Today one of the regulars, a grumpy old Italian wearing a porkpie hat and Ray Charles sunglasses, tells me how glad he is that we’re keeping the lottery machine, and I don’t have the heart to tell him its days are numbered.
“The customer he don’ wanna walk all de way down to de Bergen,” he says. (Bergen Street is where the next-closest deli with a lottery machine is located.) “My office is right here.”
“Oh really?” I remark, trying again to be friendly. Though I’ve seen him around a couple of times, I didn’t realize the old man still worked. “So what do you do?”
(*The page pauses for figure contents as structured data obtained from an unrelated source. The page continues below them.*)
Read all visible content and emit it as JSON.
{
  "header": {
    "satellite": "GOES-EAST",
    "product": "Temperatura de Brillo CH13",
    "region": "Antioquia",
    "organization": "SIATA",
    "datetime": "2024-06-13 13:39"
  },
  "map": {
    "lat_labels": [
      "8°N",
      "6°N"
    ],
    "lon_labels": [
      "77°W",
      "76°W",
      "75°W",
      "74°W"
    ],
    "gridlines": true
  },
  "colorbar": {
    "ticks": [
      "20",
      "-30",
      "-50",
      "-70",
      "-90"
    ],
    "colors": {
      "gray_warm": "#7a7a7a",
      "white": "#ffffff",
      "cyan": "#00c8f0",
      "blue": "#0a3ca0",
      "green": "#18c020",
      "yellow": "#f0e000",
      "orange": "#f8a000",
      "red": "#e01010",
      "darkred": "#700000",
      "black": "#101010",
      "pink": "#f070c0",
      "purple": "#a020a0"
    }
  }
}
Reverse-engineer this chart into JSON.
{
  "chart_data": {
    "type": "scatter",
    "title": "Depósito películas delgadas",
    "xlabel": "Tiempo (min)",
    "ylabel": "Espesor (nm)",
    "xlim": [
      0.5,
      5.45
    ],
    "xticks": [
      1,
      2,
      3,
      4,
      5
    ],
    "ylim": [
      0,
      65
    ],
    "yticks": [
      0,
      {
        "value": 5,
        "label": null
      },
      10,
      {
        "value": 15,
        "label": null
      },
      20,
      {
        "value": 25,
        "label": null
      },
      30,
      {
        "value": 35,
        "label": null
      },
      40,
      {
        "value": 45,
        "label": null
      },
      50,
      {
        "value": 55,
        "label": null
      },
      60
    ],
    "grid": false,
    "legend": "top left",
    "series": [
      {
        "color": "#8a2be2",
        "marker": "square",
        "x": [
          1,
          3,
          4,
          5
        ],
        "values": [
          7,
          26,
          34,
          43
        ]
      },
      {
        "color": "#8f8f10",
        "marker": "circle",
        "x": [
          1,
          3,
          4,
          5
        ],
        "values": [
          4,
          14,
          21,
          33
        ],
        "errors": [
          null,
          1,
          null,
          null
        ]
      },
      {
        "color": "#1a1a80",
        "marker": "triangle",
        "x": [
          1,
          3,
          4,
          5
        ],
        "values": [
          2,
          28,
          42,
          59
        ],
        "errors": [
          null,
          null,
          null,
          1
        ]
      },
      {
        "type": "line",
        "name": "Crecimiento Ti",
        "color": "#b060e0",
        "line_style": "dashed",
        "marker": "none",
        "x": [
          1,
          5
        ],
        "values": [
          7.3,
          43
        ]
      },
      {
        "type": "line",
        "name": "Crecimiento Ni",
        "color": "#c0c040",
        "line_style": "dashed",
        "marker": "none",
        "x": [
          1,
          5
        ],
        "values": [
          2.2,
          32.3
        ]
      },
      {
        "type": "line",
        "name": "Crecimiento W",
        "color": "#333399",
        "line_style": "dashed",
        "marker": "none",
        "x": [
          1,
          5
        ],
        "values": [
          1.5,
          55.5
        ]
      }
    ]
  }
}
“I’m a plumber,” he says proudly.
“Oh?” I haven’t noticed any
PLUMBER
signs nearby. “Where’s your office?”
“Right there.” He points at the corner of Hoyt and Atlantic, where nothing larger than the telephone booth stands. Then he walks outside and sits on our newspaper box. So I ask Dwayne what this could possibly mean—was the old man pulling my leg?
“Alonzo’s a street plumber,” Dwayne says. “That’s his corner. He just stands there all day waitin for somebody to ask him to unblock a toilet. He don’t harm nobody.”
“Where are his tools?” I ask.
“He used to keep them at home, but that was when he lived in the neighborhood. Now he lives in the projects in Flatbush, so he keeps them in a basement down the block. One of the antique store owners gives him a little space.”
“When did he move to Flatbush?”
“I dunno. Ten, twenty-five years ago.”
“Ten or twenty-five years ago? That’s how long he’s been standing on that corner?”
“Like I said, he don’t harm no one.”
“I didn’t say he did, Dwayne. I just wanted to know
what
he does for a living. Is he there every day?”
“Every day, all the time.” This bothers me. If the corner is Alonzo’s office, how come I never see him there? Sure enough, when I look outside again he’s gone.
After that I begin reconsidering the lottery machine. For every
Screamer or Mumbles, there’s someone like Alonzo, who’s hardly what you would call a lottery fiend. Of course, as soon as I begin having second thoughts, the lottery machine, being the evil, all-knowing creature that it is, seems pleased and emits one of its random robotic belches. (I swear, every time I look at that thing, it smiles at me and whispers,
You know you want to play. Try it!)
Being connected by wire to some central location from which it receives updates throughout the day—numbers, numbers, numbers pouring into its cold blue shell—it will also occasionally hiccup and go off on feverish fugues that I imagine to be telepathic summons to members of the lottery community. That’s undoubtedly the worst part of the lottery machine: you often feel like you’re hosting an Amway representative or the latest diet guru, a charlatan preying on the feebleminded. The lottery messes with people’s heads. It turns them into twitchy, dart-eyed, pattern-obsessed arithmomaniacs—people crazed by numbers. For instance, on January 2, 2003, we had people with dark circles under their eyes and chewed-down nails spilling out the door, desperate to play variations on 1-2-3 before it reached its quota.